Great Expectations • Leopold Kessler, NEOZOON, Benja Sachau, Dana Sherwood, Roman Signer, Virg • 17.01.–22.02.2014
Presented by Klara Hobza
With best intentions we carry our grand ideas into the world. We create a scenario in which the material of reality clashes with the material of our imagination. We fall in love with the world in this moment that cannot be directed, when reality accelerates our intentions to high velocity, transforming them into something irrefutable.
The artists of Great Expectations do not shy away from addressing the transformative forces of death, nor are they afraid of inserting themselves into grand landscapes and their animal worlds.
Forchetta delle Dolomiti
(The Fork of the Dolomites)
Video, 2013, 06:36 min.
On the top of Schlern mountain, near Bolzano, Leopold Kessler erected a monument to the victory of Italian cuisine. In his video, we see a gigantic fork with a perfectly wrapped bundle of spaghetti defying the windy gusts of the Dolomites. A while later, a group of well-equipped mountaineers dismantle this fork of triumph with considerable effort and devoutly carry it down the mountain.
Video, 2012, 05:51 min.
Buck Fever is an assemblage of amateur recordings by game hunters found on YouTube. We hold our breath as we accompany these hunters, carefully sneaking up on the animals and waiting for a clean shot. As they fire, all their tension is released and morphs into ecstasy over their perfect kill. We can´t help but watch in awe as the hunters pose with their beautiful animals set against grand American landscapes.
(Facility for Timed Blessings)
Before its official discovery in 2012, Benja Sachau discovered the Higgs particle—an elementary particle—in 2010. To honor his monumental triumph, he combined two Tibetan meditation vessels with a microprocessor to create his Facility for Timed Blessings.
Over the duration of the exhibition, each vessel periodically transmits its blessing in the form of a ringing sound. The frequency of rings is programmed according to the rules of the Fibonacci sequence, which represents perfect beauty. One vessel is installed outside the gallery, the other inside. Blessings from the outdoor vessel gradually decrease in frequency, ringing less and less over the duration of the exhibition. The indoor vessel does the reverse, increasing in ringing frequency (i.e. blessings). Accordingly, the outdoor blessing tones gradually shift indoors. The vessels ring out simultaneously only twice: at the very beginning and very end of the exhibition.
Nights of Coyote and Cake
Set of two photographs, 2013
“In August of last year, I was staying on the Atlantic coast of Massachusetts. Late one evening I noticed the eerie and cacophonous howl of wild dogs. Indeed, a pack of coyotes was camping out in my yard. I heard it again the next night, and I decided to make them a marvelous cake. I made a gigantic meat cake full of beef and jellied pate, surrounded by hot dogs and raw marrowbones. For the last few years I have been doing projects in which I create a decadent feast for a group of wild animals. Based on extensive research into the diet of various species, I tailor the recipes for the particular animals I am likely to encounter in a given region. These experiments in the natural world have given me some insight into the behavior of non-human animals. With this in mind, I set this spectacular food out for the coyotes late one evening. When I awoke at dawn the next morning I went out to the spot where I left it, only to find that it hadn’t been touched at all. Nor was it eaten over the next four consecutive nights. Coyotes, being mercilessly exterminated as pests, have adapted to this by being constantly on the move. One thing for certain is the unpredictability of wild creatures. No matter how well an investigation may be researched and prepared, there is always a very strong element of chance. For example, sometimes your collaborators never even materialize.” (Dana Sherwood)
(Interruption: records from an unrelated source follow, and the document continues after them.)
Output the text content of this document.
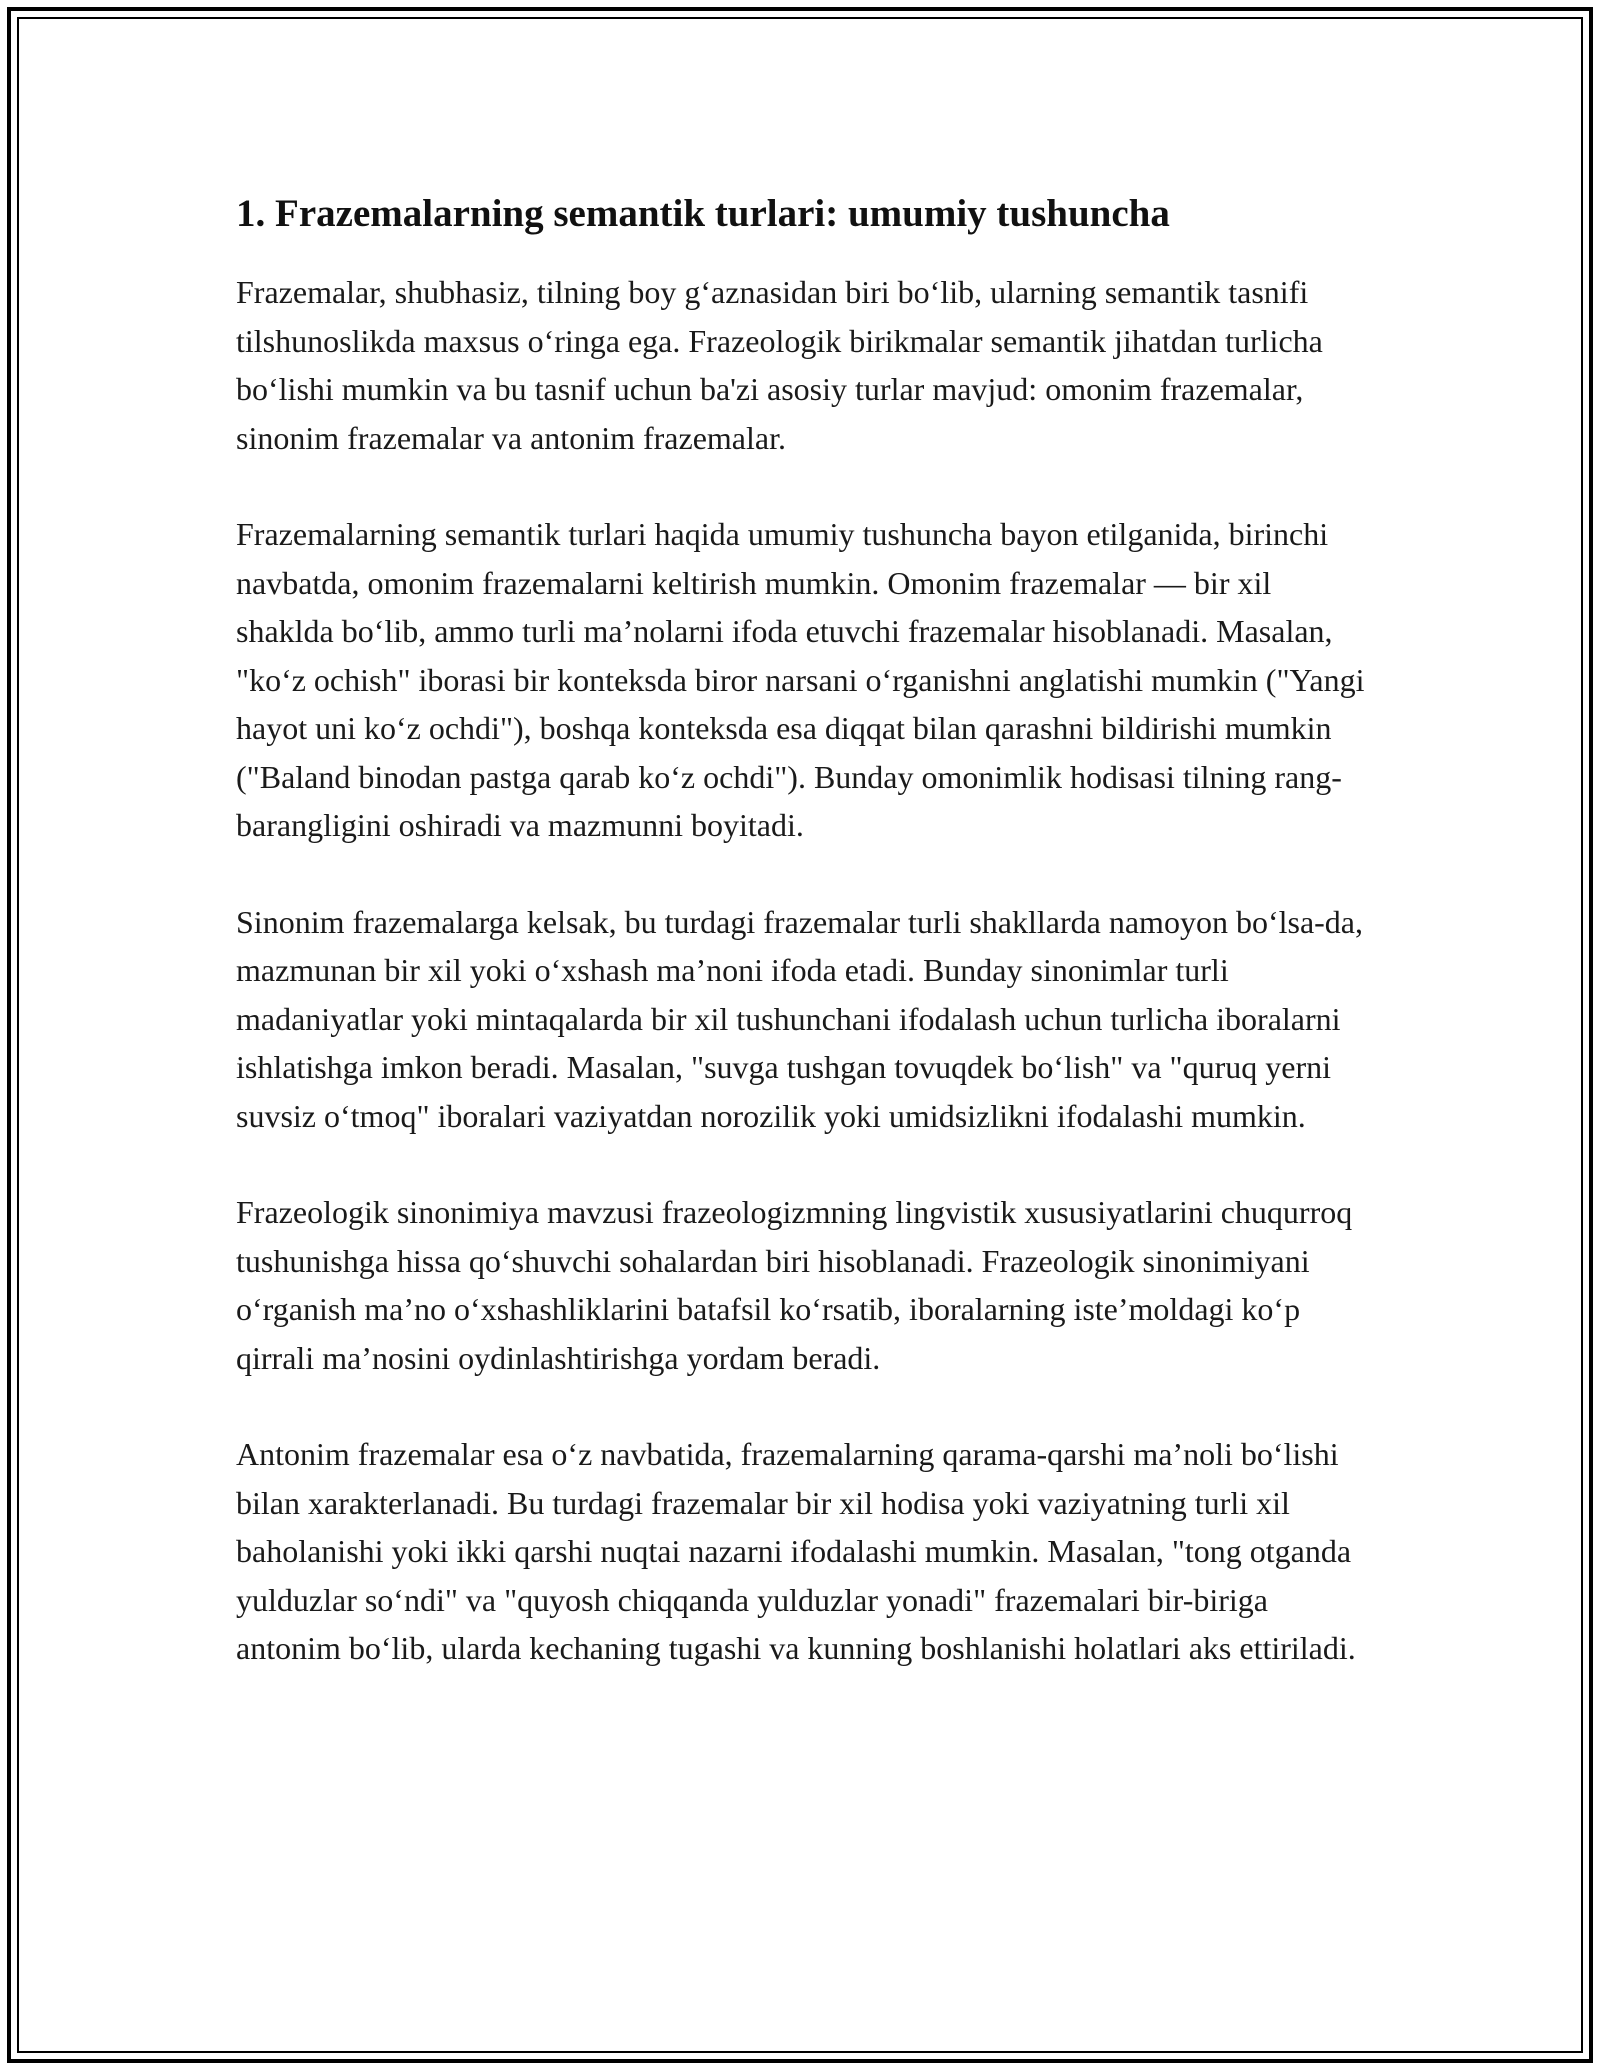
1. Frazemalarning semantik turlari: umumiy tushuncha

Frazemalar, shubhasiz, tilning boy g‘aznasidan biri bo‘lib, ularning semantik tasnifi tilshunoslikda maxsus o‘ringa ega. Frazeologik birikmalar semantik jihatdan turlicha bo‘lishi mumkin va bu tasnif uchun ba'zi asosiy turlar mavjud: omonim frazemalar, sinonim frazemalar va antonim frazemalar.

Frazemalarning semantik turlari haqida umumiy tushuncha bayon etilganida, birinchi navbatda, omonim frazemalarni keltirish mumkin. Omonim frazemalar — bir xil shaklda bo‘lib, ammo turli ma’nolarni ifoda etuvchi frazemalar hisoblanadi. Masalan, "ko‘z ochish" iborasi bir konteksda biror narsani o‘rganishni anglatishi mumkin ("Yangi hayot uni ko‘z ochdi"), boshqa konteksda esa diqqat bilan qarashni bildirishi mumkin ("Baland binodan pastga qarab ko‘z ochdi"). Bunday omonimlik hodisasi tilning rang-barangligini oshiradi va mazmunni boyitadi.

Sinonim frazemalarga kelsak, bu turdagi frazemalar turli shakllarda namoyon bo‘lsa-da, mazmunan bir xil yoki o‘xshash ma’noni ifoda etadi. Bunday sinonimlar turli madaniyatlar yoki mintaqalarda bir xil tushunchani ifodalash uchun turlicha iboralarni ishlatishga imkon beradi. Masalan, "suvga tushgan tovuqdek bo‘lish" va "quruq yerni suvsiz o‘tmoq" iboralari vaziyatdan norozilik yoki umidsizlikni ifodalashi mumkin.

Frazeologik sinonimiya mavzusi frazeologizmning lingvistik xususiyatlarini chuqurroq tushunishga hissa qo‘shuvchi sohalardan biri hisoblanadi. Frazeologik sinonimiyani o‘rganish ma’no o‘xshashliklarini batafsil ko‘rsatib, iboralarning iste’moldagi ko‘p qirrali ma’nosini oydinlashtirishga yordam beradi.

Antonim frazemalar esa o‘z navbatida, frazemalarning qarama-qarshi ma’noli bo‘lishi bilan xarakterlanadi. Bu turdagi frazemalar bir xil hodisa yoki vaziyatning turli xil baholanishi yoki ikki qarshi nuqtai nazarni ifodalashi mumkin. Masalan, "tong otganda yulduzlar so‘ndi" va "quyosh chiqqanda yulduzlar yonadi" frazemalari bir-biriga antonim bo‘lib, ularda kechaning tugashi va kunning boshlanishi holatlari aks ettiriladi.
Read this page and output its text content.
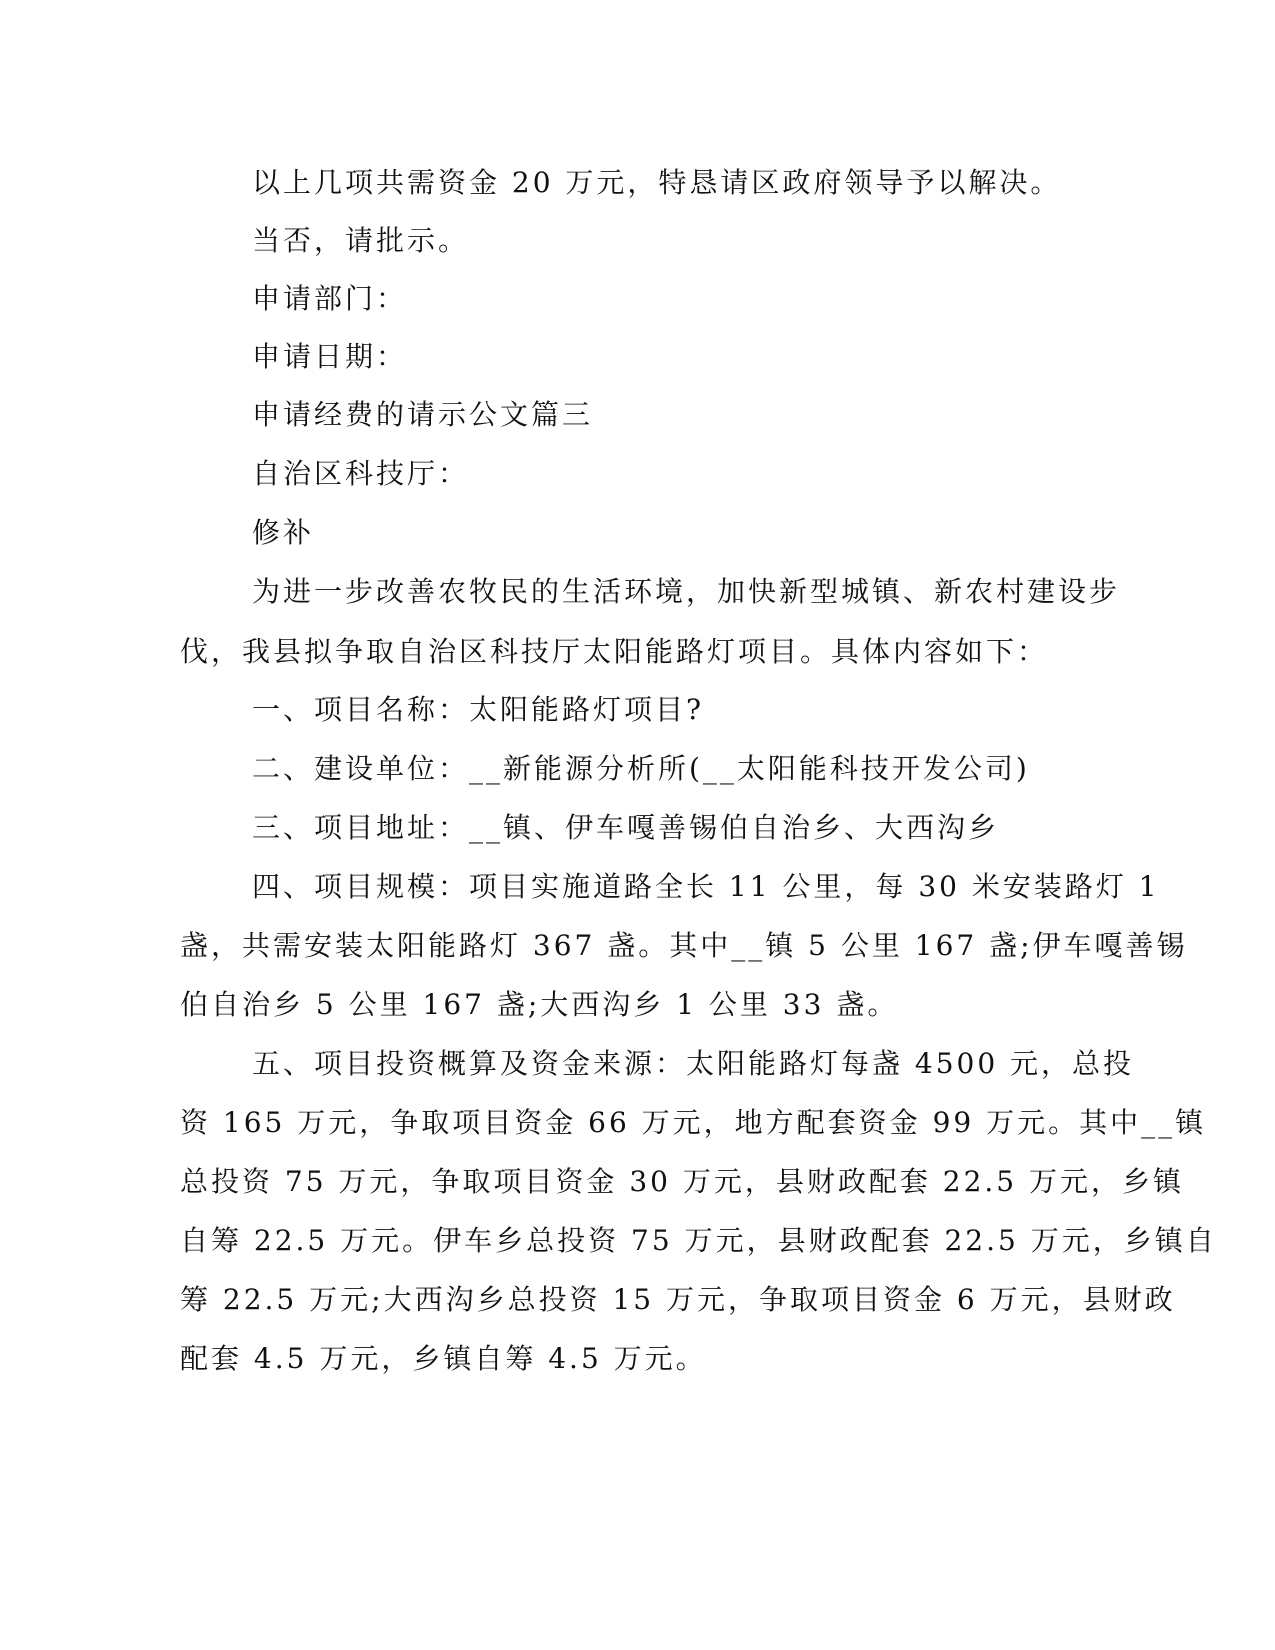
以上几项共需资金 20 万元，特恳请区政府领导予以解决。
当否，请批示。
申请部门：
申请日期：
申请经费的请示公文篇三
自治区科技厅：
修补
为进一步改善农牧民的生活环境，加快新型城镇、新农村建设步
伐，我县拟争取自治区科技厅太阳能路灯项目。具体内容如下：
一、项目名称：太阳能路灯项目?
二、建设单位：__新能源分析所(__太阳能科技开发公司)
三、项目地址：__镇、伊车嘎善锡伯自治乡、大西沟乡
四、项目规模：项目实施道路全长 11 公里，每 30 米安装路灯 1
盏，共需安装太阳能路灯 367 盏。其中__镇 5 公里 167 盏;伊车嘎善锡
伯自治乡 5 公里 167 盏;大西沟乡 1 公里 33 盏。
五、项目投资概算及资金来源：太阳能路灯每盏 4500 元，总投
资 165 万元，争取项目资金 66 万元，地方配套资金 99 万元。其中__镇
总投资 75 万元，争取项目资金 30 万元，县财政配套 22.5 万元，乡镇
自筹 22.5 万元。伊车乡总投资 75 万元，县财政配套 22.5 万元，乡镇自
筹 22.5 万元;大西沟乡总投资 15 万元，争取项目资金 6 万元，县财政
配套 4.5 万元，乡镇自筹 4.5 万元。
1-channel-video, 2000, 5:20 min.
Courtesy the artist and Galerie Barbara Weiss, Berlin
We see a man in a kayak. To his left is a river. Instead of paddling down the river, he has chosen to be dragged down a road, towed behind what seems to be a truck. The road has the same width, shape, and color as the stream. The man might have missed his entry point. But he is wearing a motorcycle helmet—he must have intended to take the gravel road instead of the waterway. By no means, however, could he have anticipated the overwhelming surprise that reality throws his way: his rowdy method of transportation causes a herd of cows to break into a run alongside him and his kayak. For a brief moment, the minds of these two different species, the work animals and the artist at work, seem to merge into a single consciousness of astonishment.
In this series of interventions Virg glued glitter onto the wings of dead insects. She then placed them in a variety of windowsills in cafés, libraries, and bars. On the off chance that someone took notice of this very subtle intervention, this may have given rise to rather large-scale questions of death and beauty. Perhaps this wasp felt an irresistible pull towards the glittering beauty that ended up killing it? Perhaps it took a last bath in glitter before smashing itself against the window in a final act of kamikaze? Or perhaps it took a human to pay tribute to a magnificent death, which would have otherwise been too easily overlooked?